NASA is working on a mission called the Double Asteroid Redirection Test, or DART for short. However, the DART mission spacecraft isn’t about collecting scientific data or learning more about how our universe works. Instead, it’s NASA’s first planetary-defence mission.
Planetary defence focuses on large-ish asteroids that could theoretically crash into Earth, and what humans could do to protect ourselves. One method of protecting our planet is to crash into an asteroid hard enough while it’s far enough away from Earth, to bump it off course.
However, knowing the best way to do slam into an asteroid can be tricky, so that’s where DART comes into play. Its first target isn’t a threat to Earth, but by examining it carefully and then colliding with it, Nancy Chabot, a planetary scientist at Johns Hopkins University’s Applied Physics Laboratory and project scientist for DART in addition to the rest of the DART team will use it to create the data humans will need if they ever want to redirect an asteroid that is indeed on a collision course with Earth.
This mission is very different from the other asteroid missions that have made the news this year, like NASA’s OSIRIS-REx and Japan’s Hayabusa2. These missions each made strides toward tapping near-Earth asteroids to gather samples to bring back to our planet. Scientists hope those samples will help them learn more about the solar system’s earliest days.

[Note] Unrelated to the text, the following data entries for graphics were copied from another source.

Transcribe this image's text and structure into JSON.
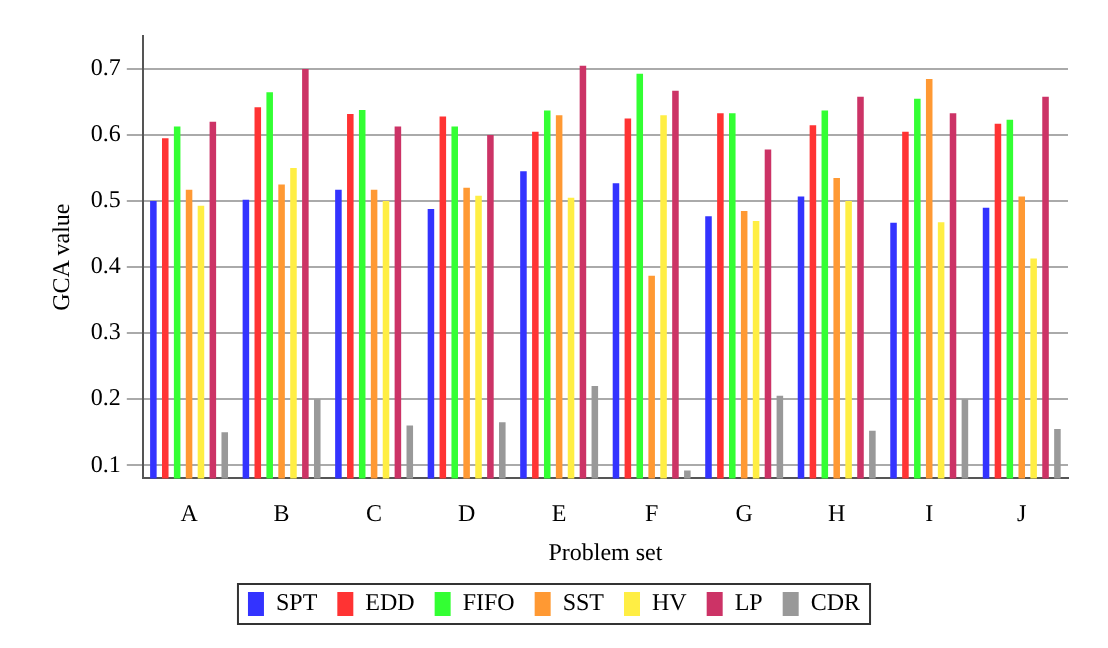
{
  "chart_data": {
    "type": "bar",
    "xlabel": "Problem set",
    "ylabel": "GCA value",
    "categories": [
      "A",
      "B",
      "C",
      "D",
      "E",
      "F",
      "G",
      "H",
      "I",
      "J"
    ],
    "series": [
      {
        "name": "SPT",
        "color": "#3333ff",
        "values": [
          0.5,
          0.502,
          0.517,
          0.488,
          0.545,
          0.527,
          0.477,
          0.507,
          0.467,
          0.49
        ]
      },
      {
        "name": "EDD",
        "color": "#ff3333",
        "values": [
          0.595,
          0.642,
          0.632,
          0.628,
          0.605,
          0.625,
          0.633,
          0.615,
          0.605,
          0.617
        ]
      },
      {
        "name": "FIFO",
        "color": "#33ff33",
        "values": [
          0.613,
          0.665,
          0.638,
          0.613,
          0.637,
          0.693,
          0.633,
          0.637,
          0.655,
          0.623
        ]
      },
      {
        "name": "SST",
        "color": "#ff9933",
        "values": [
          0.517,
          0.525,
          0.517,
          0.52,
          0.63,
          0.387,
          0.485,
          0.535,
          0.685,
          0.507
        ]
      },
      {
        "name": "HV",
        "color": "#ffee44",
        "values": [
          0.493,
          0.55,
          0.5,
          0.508,
          0.505,
          0.63,
          0.47,
          0.5,
          0.468,
          0.413
        ]
      },
      {
        "name": "LP",
        "color": "#cc3366",
        "values": [
          0.62,
          0.7,
          0.613,
          0.6,
          0.705,
          0.667,
          0.578,
          0.658,
          0.633,
          0.658
        ]
      },
      {
        "name": "CDR",
        "color": "#999999",
        "values": [
          0.15,
          0.2,
          0.16,
          0.165,
          0.22,
          0.092,
          0.205,
          0.152,
          0.2,
          0.155
        ]
      }
    ],
    "ylim": [
      0.08,
      0.75
    ],
    "yticks": [
      0.1,
      0.2,
      0.3,
      0.4,
      0.5,
      0.6,
      0.7
    ],
    "grid": "y",
    "legend": "bottom"
  }
}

DART’s target is an asteroid called Didymos, which was selected based on very different criteria. It’s a binary asteroid, which means DART can slam into the smaller object of the pair. But scientists can collect useful data about the bodies and their locations from Earth, which will help them track where to target the car-size spacecraft in addition to how much the collision bumped the object off course.
Moreover, there’s the impact itself, as the spacecraft slams itself into the space rock at a speed of nearly 13,500 mph (6 kilometres per second). If the mission launches as planned in June 2021, that test crash will come in October 2022.
While ground telescopes will track how the tango of Didymos’ two parts changes after the impact, scientists could also rely on two eyewitnesses.
The first is a cubesat, known as the Light Italian Cubesat for Imaging of Asteroids, which the Italian space agency has proposed to send with DART. The second is a European Space Agency mission known as Hera, which it is thinking about launching in time for it to arrive at Didymos in 2026. That spacecraft would be able to examine the binary asteroid in more detail and measure the crater DART creates.
Chabot said that to date, people appear to be excited and on board with the idea of slamming a spacecraft into an asteroid, in case it needs to be done for real. However, she also said that we can learn only so much from the experiment and that if an asteroid does pose a threat to Earth, we’ll need a heads-up. Thus, continuing to observe and identify asteroids is essential.